Est-ce que tu en tires des influences dans ta musique aujourd'hui ? 

Le reggae me sert d'inspiration et j’y puise des références aussi. Pour parler de Dieu, souvent, je vais utiliser « Jah ». En Jamaïque, c’est comme ça que les rastas le nomment. Sur scène, avant de faire « SOUL », j’ai une petite intro avec un speech de Bob Marley. Il m’a beaucoup marqué. Il symbolise la culture de la liberté, d'être en paix. On lui a demandé ce qu’était la richesse pour lui et il a répondu : « la vie éternelle ». Il est très inspirant.

 

© Hugo Morin

 

L’un des thèmes récurrents dans ta musique, c'est la foi. Tu es très spirituel. Quelle place cela prend dans ta vie ? 

La spiritualité, c'est la base. Il y a un autre monde et des choses qu’on ne voit pas qui sont plus importantes que ce qu’on a sous les yeux. Dans cet univers invisible, il y a un Dieu qui nous a créés. Tous les matins, tu te réveilles mais est-ce que tu sais pourquoi ? Il faut rappeler aux gens qu’il faut se reconnecter à la foi. Notre génération est trop dans l’amusement, les vices. Moi, ça m’aide à mener la vie la plus sage possible, sans faire du mal aux autres.

 

Plusieurs fois, tu évoques Babylone dans tes morceaux. Dans la culture reggae, cette ville représente un système oppressif. Pour toi aussi ?

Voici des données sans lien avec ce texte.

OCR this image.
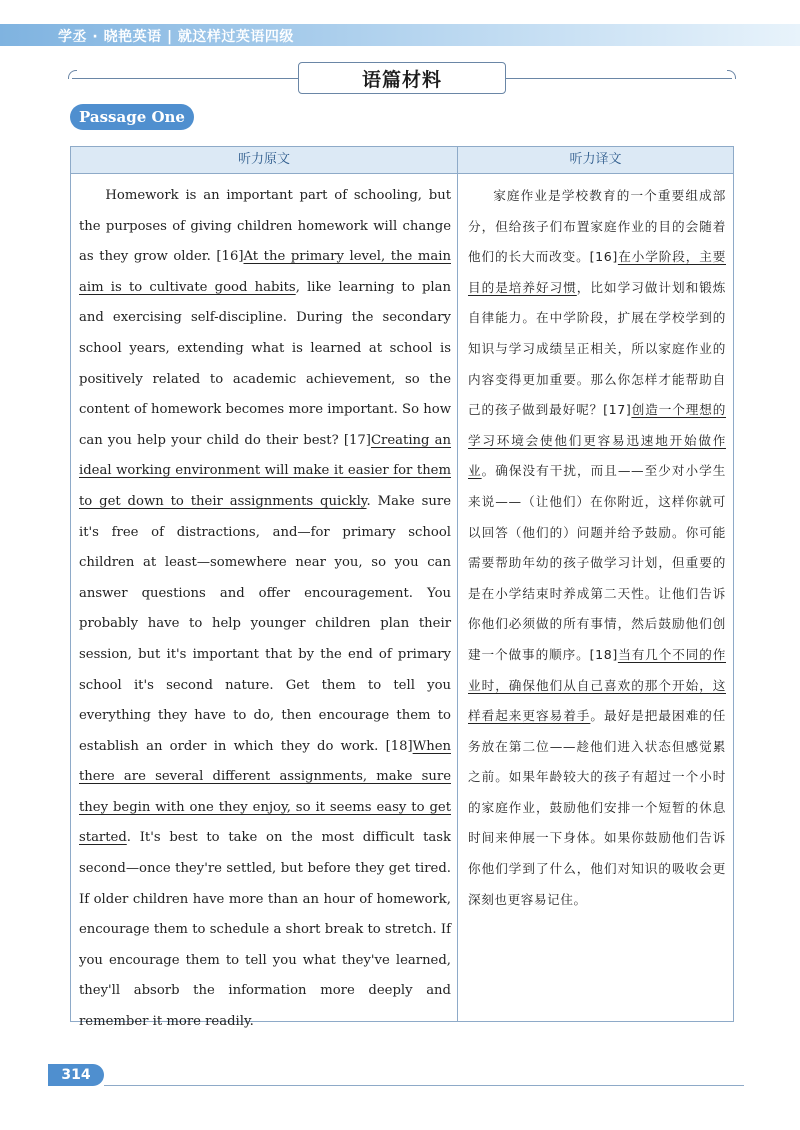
学丞 · 晓艳英语 | 就这样过英语四级
语篇材料
Passage One
听力原文	听力译文
Homework is an important part of schooling, but the purposes of giving children homework will change as they grow older. [16]At the primary level, the main aim is to cultivate good habits, like learning to plan and exercising self-discipline. During the secondary school years, extending what is learned at school is positively related to academic achievement, so the content of homework becomes more important. So how can you help your child do their best? [17]Creating an ideal working environment will make it easier for them to get down to their assignments quickly. Make sure it's free of distractions, and—for primary school children at least—somewhere near you, so you can answer questions and offer encouragement. You probably have to help younger children plan their session, but it's important that by the end of primary school it's second nature. Get them to tell you everything they have to do, then encourage them to establish an order in which they do work. [18]When there are several different assignments, make sure they begin with one they enjoy, so it seems easy to get started. It's best to take on the most difficult task second—once they're settled, but before they get tired. If older children have more than an hour of homework, encourage them to schedule a short break to stretch. If you encourage them to tell you what they've learned, they'll absorb the information more deeply and remember it more readily.
家庭作业是学校教育的一个重要组成部分，但给孩子们布置家庭作业的目的会随着他们的长大而改变。[16]在小学阶段，主要目的是培养好习惯，比如学习做计划和锻炼自律能力。在中学阶段，扩展在学校学到的知识与学习成绩呈正相关，所以家庭作业的内容变得更加重要。那么你怎样才能帮助自己的孩子做到最好呢？[17]创造一个理想的学习环境会使他们更容易迅速地开始做作业。确保没有干扰，而且——至少对小学生来说——（让他们）在你附近，这样你就可以回答（他们的）问题并给予鼓励。你可能需要帮助年幼的孩子做学习计划，但重要的是在小学结束时养成第二天性。让他们告诉你他们必须做的所有事情，然后鼓励他们创建一个做事的顺序。[18]当有几个不同的作业时，确保他们从自己喜欢的那个开始，这样看起来更容易着手。最好是把最困难的任务放在第二位——趁他们进入状态但感觉累之前。如果年龄较大的孩子有超过一个小时的家庭作业，鼓励他们安排一个短暂的休息时间来伸展一下身体。如果你鼓励他们告诉你他们学到了什么，他们对知识的吸收会更深刻也更容易记住。
314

Babylone, c’est la représentation de tout ce qui est mauvais, mal. On essaie de réduire la balance du mal pour faire plus de bien.

 

Te sens-tu concerné par les questions sociales et politiques ?

Je ne vais pas en parler directement comme c’est assez sensible, mais je vais faire des clins d’œil à ces questions dans mes textes. En 2004, il y a eu des affrontements entre les soldats français et ivoiriens. Beaucoup ne le savent pas. Grâce à ma double culture, je peux plus facilement m’adresser aux auditeurs et en parler. Si tu regardes la cover de mon single « 43e BIMA » sur Youtube, tu verras que c’est une image de cet événement. Ce sont les hélicoptères des Français, sur un pont, qui rafalent les Ivoiriens.

 

On ressent beaucoup d'espoir dans ta musique. C’est ce que tu as envie de transmettre ? 

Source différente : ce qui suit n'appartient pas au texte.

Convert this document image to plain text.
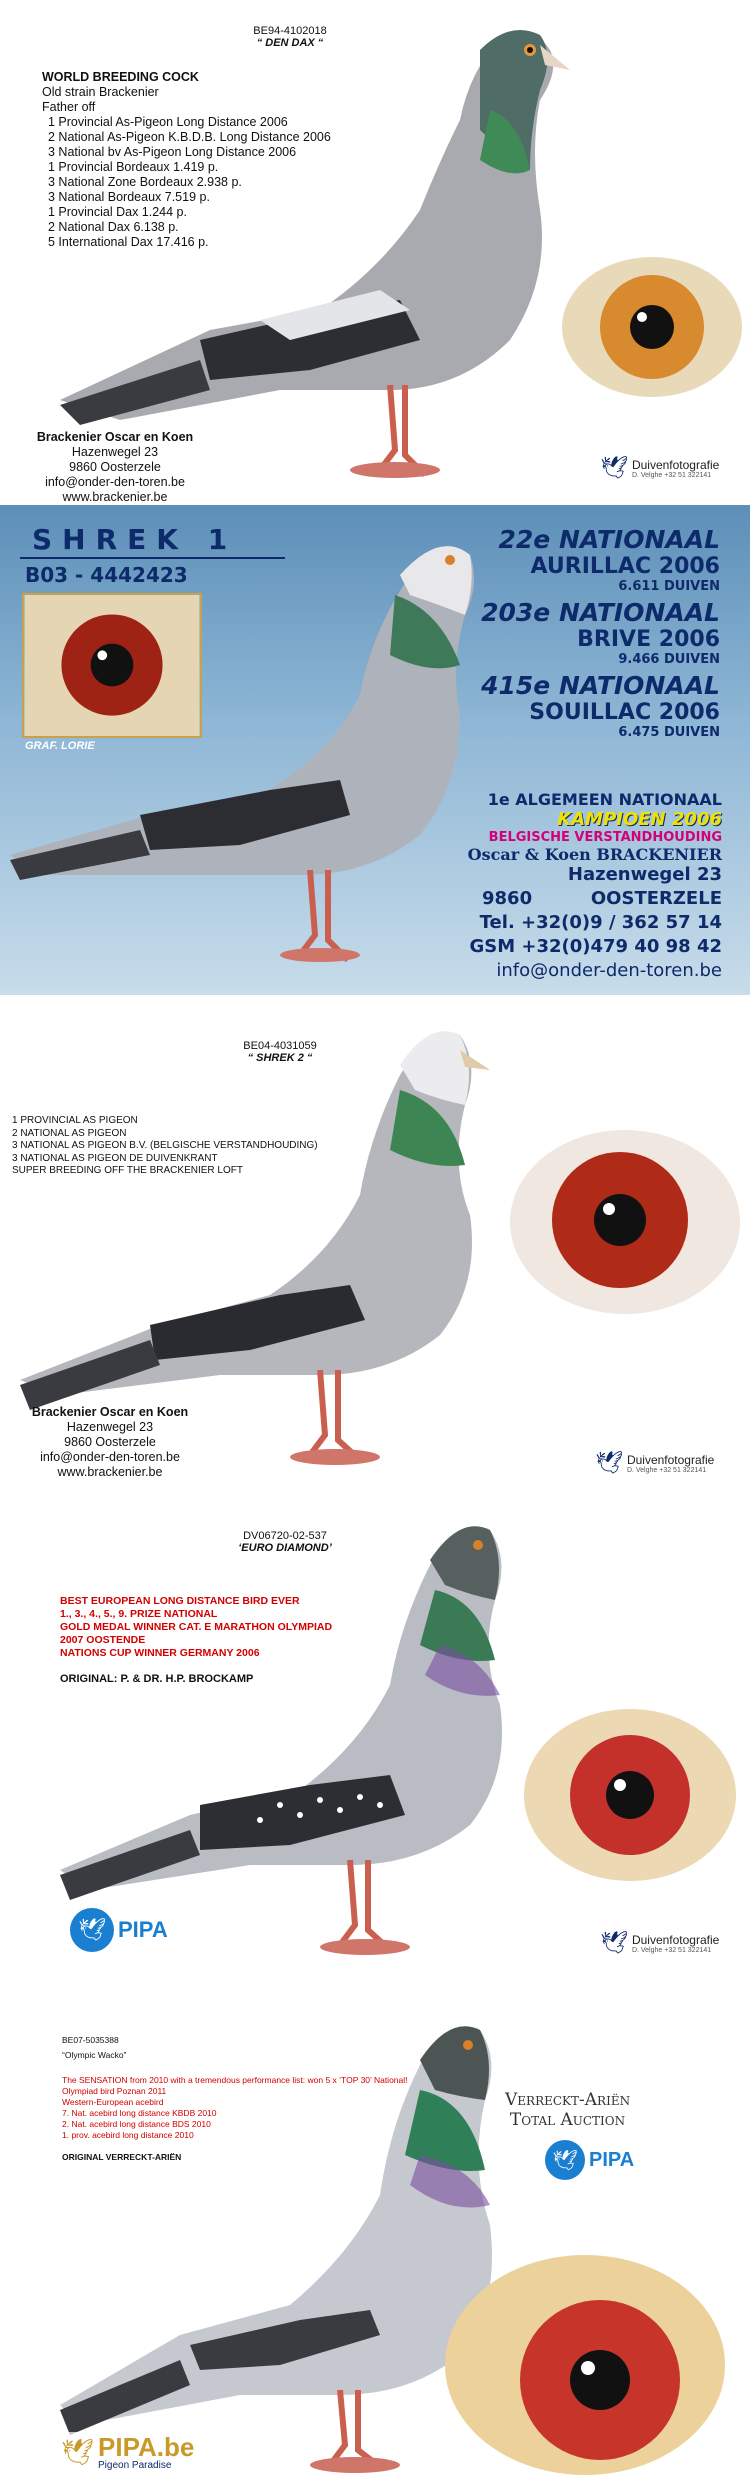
BE94-4102018
“ DEN DAX “
WORLD BREEDING COCK
Old strain Brackenier
Father off
1 Provincial As-Pigeon Long Distance 2006
2 National As-Pigeon K.B.D.B. Long Distance 2006
3 National bv As-Pigeon Long Distance 2006
1 Provincial Bordeaux 1.419 p.
3 National Zone Bordeaux 2.938 p.
3 National Bordeaux 7.519 p.
1 Provincial Dax 1.244 p.
2 National Dax 6.138 p.
5 International Dax 17.416 p.
Brackenier Oscar en Koen
Hazenwegel 23
9860 Oosterzele
info@onder-den-toren.be
www.brackenier.be
🕊 Duivenfotografie
D. Velghe +32 51 322141
SHREK 1
B03 - 4442423
GRAF. LORIE
22e NATIONAAL
AURILLAC 2006
6.611 DUIVEN
203e NATIONAAL
BRIVE 2006
9.466 DUIVEN
415e NATIONAAL
SOUILLAC 2006
6.475 DUIVEN
1e ALGEMEEN NATIONAAL
KAMPIOEN 2006
BELGISCHE VERSTANDHOUDING
Oscar & Koen BRACKENIER
Hazenwegel 23
9860	OOSTERZELE
Tel. +32(0)9 / 362 57 14
GSM +32(0)479 40 98 42
info@onder-den-toren.be
BE04-4031059
“ SHREK 2 “
1 PROVINCIAL AS PIGEON
2 NATIONAL AS PIGEON
3 NATIONAL AS PIGEON B.V. (BELGISCHE VERSTANDHOUDING)
3 NATIONAL AS PIGEON DE DUIVENKRANT
SUPER BREEDING OFF THE BRACKENIER LOFT
Brackenier Oscar en Koen
Hazenwegel 23
9860 Oosterzele
info@onder-den-toren.be
www.brackenier.be	🕊 Duivenfotografie
D. Velghe +32 51 322141
DV06720-02-537
‘EURO DIAMOND’
BEST EUROPEAN LONG DISTANCE BIRD EVER
1., 3., 4., 5., 9. PRIZE NATIONAL
GOLD MEDAL WINNER CAT. E MARATHON OLYMPIAD
2007 OOSTENDE
NATIONS CUP WINNER GERMANY 2006
ORIGINAL: P. & DR. H.P. BROCKAMP
🕊 PIPA
🕊 Duivenfotografie
D. Velghe +32 51 322141
BE07-5035388
“Olympic Wacko”
The SENSATION from 2010 with a tremendous performance list: won 5 x ‘TOP 30’ National!
Olympiad bird Poznan 2011
Western-European acebird
7. Nat. acebird long distance KBDB 2010
2. Nat. acebird long distance BDS 2010
1. prov. acebird long distance 2010
ORIGINAL VERRECKT-ARIËN
Verreckt-Ariën
Total Auction
🕊 PIPA
🕊 PIPA.be
Pigeon Paradise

J’aimerais surtout transmettre un sentiment de paix. On n’est pas au courant des problèmes de chacun. En écoutant ma musique, je me dis qu’il faut que ça sonne positif, que ça remonte le moral. Personne ne parle de ce dont je parle. Je fais du rap spirituel.

 

© Hugo Morin

 

« SOUL » et son buzz sur TikTok a joué un rôle important dans ta carrière. Comment as-tu vécu son explosion ?  

Chaque jour, il y avait 10 000 vues. Je ne sais pas de quoi ça part. Peut-être de l’originalité, du naturel et de la simplicité. On a tourné le clip devant chez moi avec la voiture de mon pote. J’avais fait appel à un petit de mon quartier. Tout a commencé à augmenter : mon nombre d’auditeurs, les messages, les mails, les appels. Je me suis dit que c’était le moment d’être sage, sinon je peux vite m’embraser.

 

Sur RULE MI HEART,  à part « HOUDINI » avec SamRecks, il n’y a aucun feat. Pourquoi ?

J’aime bien apprendre à connaître la personne, la capter. Après, on peut faire du son ensemble et bosser. C’est plus naturel et plus simple. Ormaz, Osirus Jack… ce sont des gars que je connaissais depuis un moment. Pour SamRecks, il voulait faire un feat avec un francophone. Il est d’origine nigériane donc on s’est bien entendu de ce côté-là. Et puis, j’ai kiffé Londres, c’est une autre vibe.

 

Ce qui interpelle sur ce nouveau projet, c’est ta voix. Sur tes premiers sons, tu n’avais pas la même. Comment tu l’as faite évoluer ? 


Au début, je ne me sentais pas à l'aise avec le micro. Au fur et à mesure, en achetant mon matos, j'ai découvert que je pouvais utiliser ma voix de différentes manières. Je ne voulais pas que mon son ressemble à celui de quelqu’un d’autre. Avec mon nouveau projet RULE MI HEART, je voulais une voix grave, bien crispy.

 

Pourquoi tiens-tu à te démarquer ? 

C’est ce qui fait la différence, sinon ça devient de la musique commerciale. Je veux un truc bien précis, que ce soit mon identité. Comme quand tu écoutes Bob Marley, tu sais que c’est lui.

 

Il y a des sonorités avec lesquelles tu as envie de surprendre à l'avenir ? 


Ah, tout est secret [rires] ! Déjà, un son comme « GINGER JUICE », avec une sonorité afro, a surpris. Personne ne s’attendait à ça.